Last week, the Government announced the founding of the world’s first Centre for Data Ethics and Innovation to set standards for the use and ethics of artificial intelligence and data.
It’s our recently acquired addiction to data that means I can often be found contorting myself on a far flung balcony or lurking outside in the freezing cold just to stay connected to my almost inseparable alter ego – the internet. I’m not the only one practicing the art of data gymnastics and most of our lives have been utterly transformed because of the World Wide Web.
We know the power of a story, image or joke that zips around the globe in just a few minutes, possibly evoking laughter out loud and sustaining connections. Any of these that make an enormous impact go viral, fittingly hinting at the potential also for extensive infectious harm.
Similar technological leaps have occurred in other areas of our lives, most notably medicine. But what was distinctive about the internet until now was a lack of a comparable ethical system to that of medical ethics, which protects us from unregulated medical progress. Medicine and ethics have gone hand in hand for centuries.

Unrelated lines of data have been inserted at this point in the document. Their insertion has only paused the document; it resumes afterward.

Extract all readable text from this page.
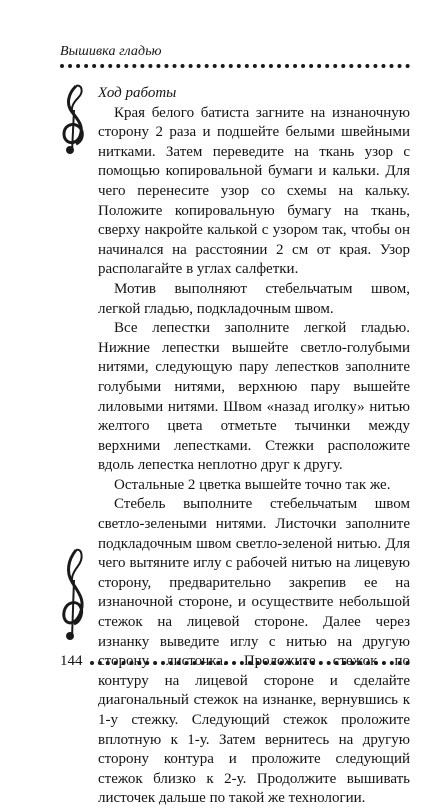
Вышивка гладью

Ход работы

Края белого батиста загните на изнаночную сторону 2 раза и подшейте белыми швейными нитками. Затем переведите на ткань узор с помощью копировальной бумаги и кальки. Для чего перенесите узор со схемы на кальку. Положите копировальную бумагу на ткань, сверху накройте калькой с узором так, чтобы он начинался на расстоянии 2 см от края. Узор располагайте в углах салфетки.

Мотив выполняют стебельчатым швом, легкой гладью, подкладочным швом.

Все лепестки заполните легкой гладью. Нижние лепестки вышейте светло-голубыми нитями, следующую пару лепестков заполните голубыми нитями, верхнюю пару вышейте лиловыми нитями. Швом «назад иголку» нитью желтого цвета отметьте тычинки между верхними лепестками. Стежки расположите вдоль лепестка неплотно друг к другу.

Остальные 2 цветка вышейте точно так же.

Стебель выполните стебельчатым швом светло-зелеными нитями. Листочки заполните подкладочным швом светло-зеленой нитью. Для чего вытяните иглу с рабочей нитью на лицевую сторону, предварительно закрепив ее на изнаночной стороне, и осуществите небольшой стежок на лицевой стороне. Далее через изнанку выведите иглу с нитью на другую сторону листочка. Проложите стежок по контуру на лицевой стороне и сделайте диагональный стежок на изнанке, вернувшись к 1-у стежку. Следующий стежок проложите вплотную к 1-у. Затем вернитесь на другую сторону контура и проложите следующий стежок близко к 2-у. Продолжите вышивать листочек дальше по такой же технологии.

144
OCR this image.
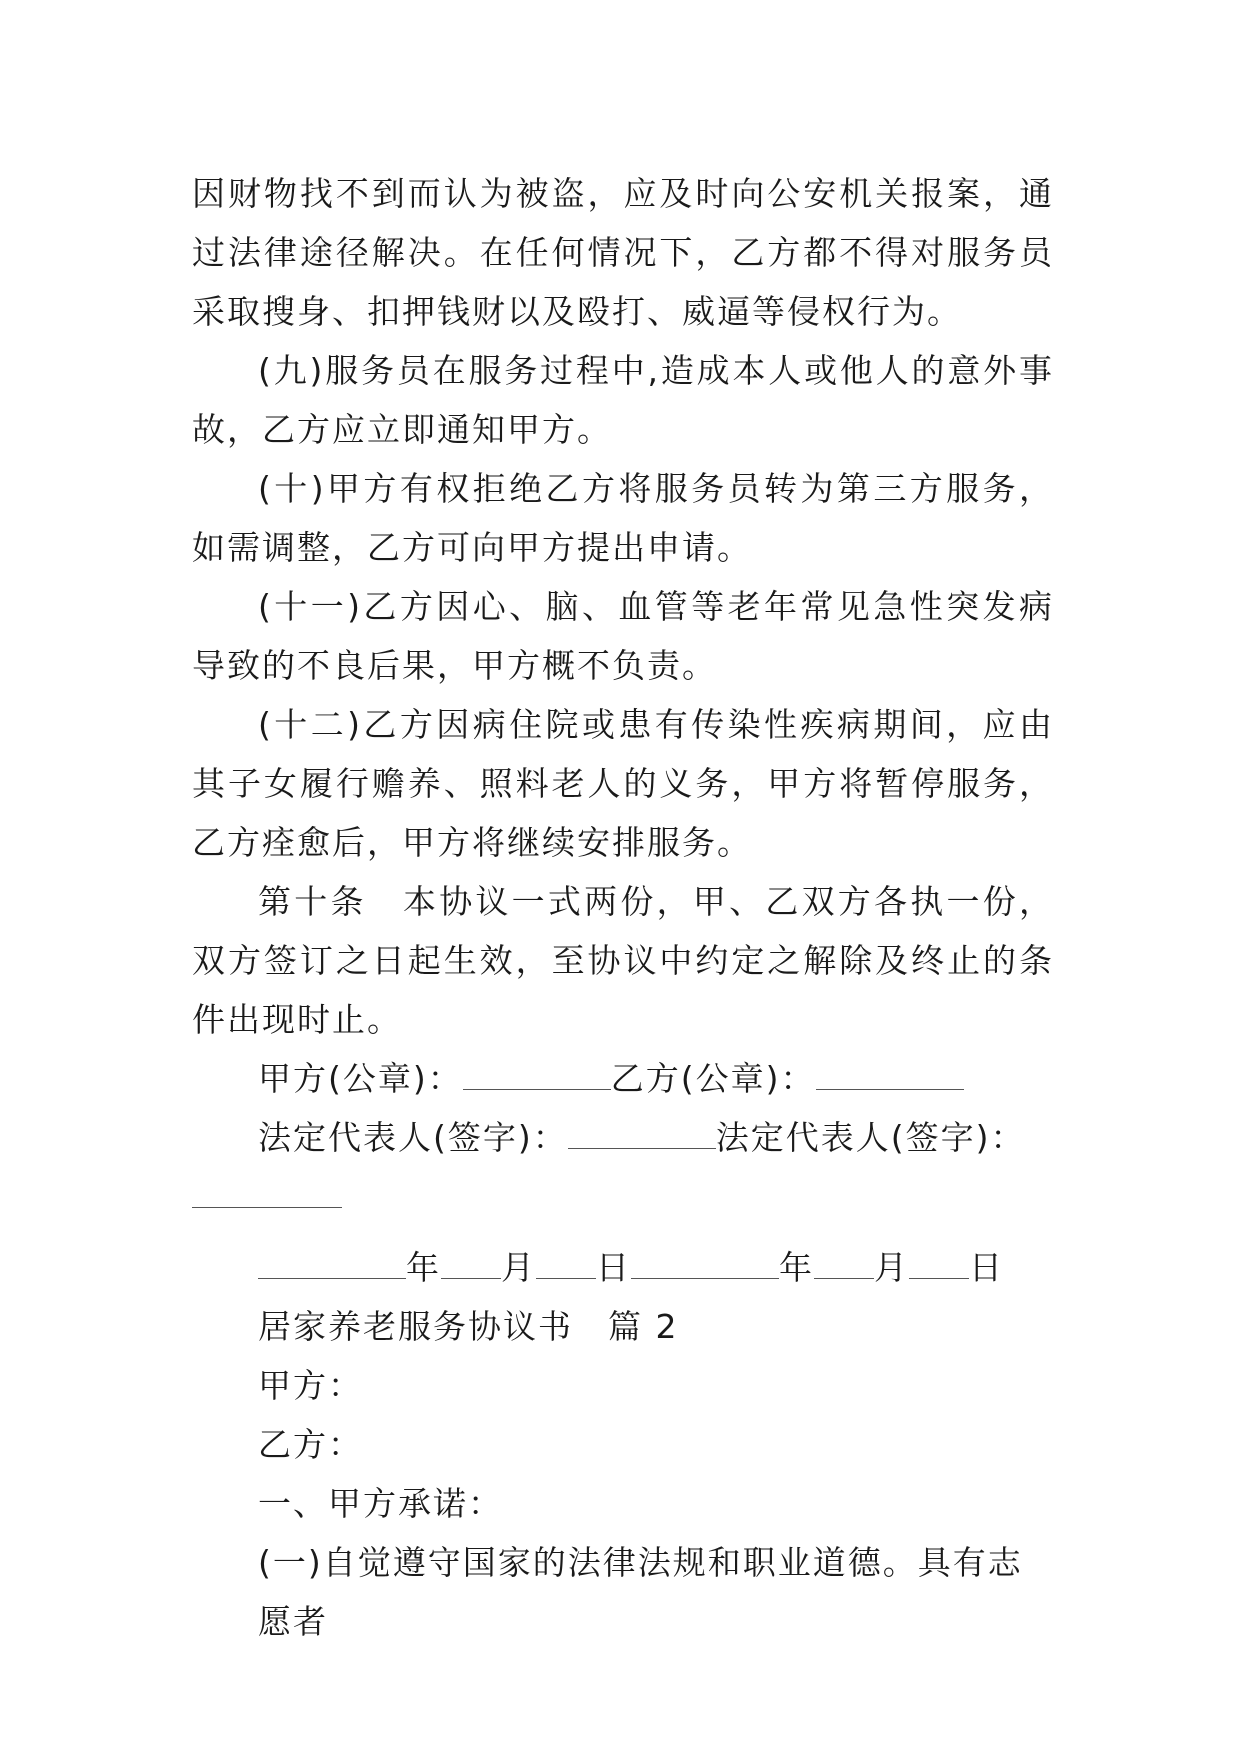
因财物找不到而认为被盗，应及时向公安机关报案，通过法律途径解决。在任何情况下，乙方都不得对服务员采取搜身、扣押钱财以及殴打、威逼等侵权行为。

(九)服务员在服务过程中,造成本人或他人的意外事故，乙方应立即通知甲方。

(十)甲方有权拒绝乙方将服务员转为第三方服务，如需调整，乙方可向甲方提出申请。

(十一)乙方因心、脑、血管等老年常见急性突发病导致的不良后果，甲方概不负责。

(十二)乙方因病住院或患有传染性疾病期间，应由其子女履行赡养、照料老人的义务，甲方将暂停服务，乙方痊愈后，甲方将继续安排服务。

第十条　本协议一式两份，甲、乙双方各执一份，双方签订之日起生效，至协议中约定之解除及终止的条件出现时止。

甲方(公章)：	乙方(公章)：

法定代表人(签字)：	法定代表人(签字)：

年 月 日	年 月 日

居家养老服务协议书　篇 2

甲方：

乙方：

一、甲方承诺：

(一)自觉遵守国家的法律法规和职业道德。具有志愿者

In contrast, the internet and particularly social media, have developed exponentially while we’re running to catch up with making them ethical and accountable.
It’s certainly time to ask those essential ethical questions about social media, big data and artificial intelligence. What’s totally unacceptable and why? How do we best learn from the use and abuse of science to inform ethics and guide regulation? This is especially critical because we’ve already seen the harm that rapidly growing technologies can cause. We’ve seen the impact on mental illness and physical safety, through cyber bullying and unfettered extremist material.
Strikingly, Proverbs teaches that the power of life and death are in the tongue, or now in the way we communicate through our tiny Smartphone keyboards and how we programme our computers.
Through too many slip ups, I’ve learnt that I must be immensely careful how I use my words – spoken or written. I’ve seen the impact of a tactless text, a silly social media post or a mean meme. Judaism compares words to an arrow that cannot be recalled once out of the bow of our mouths, as even something seemingly fleeting like words can harm irrevocably. The same goes for data.
Life and death through the use and misuse of data is not a euphemism. We have to tread ethically and thoughtfully as fragility is at our fingertips.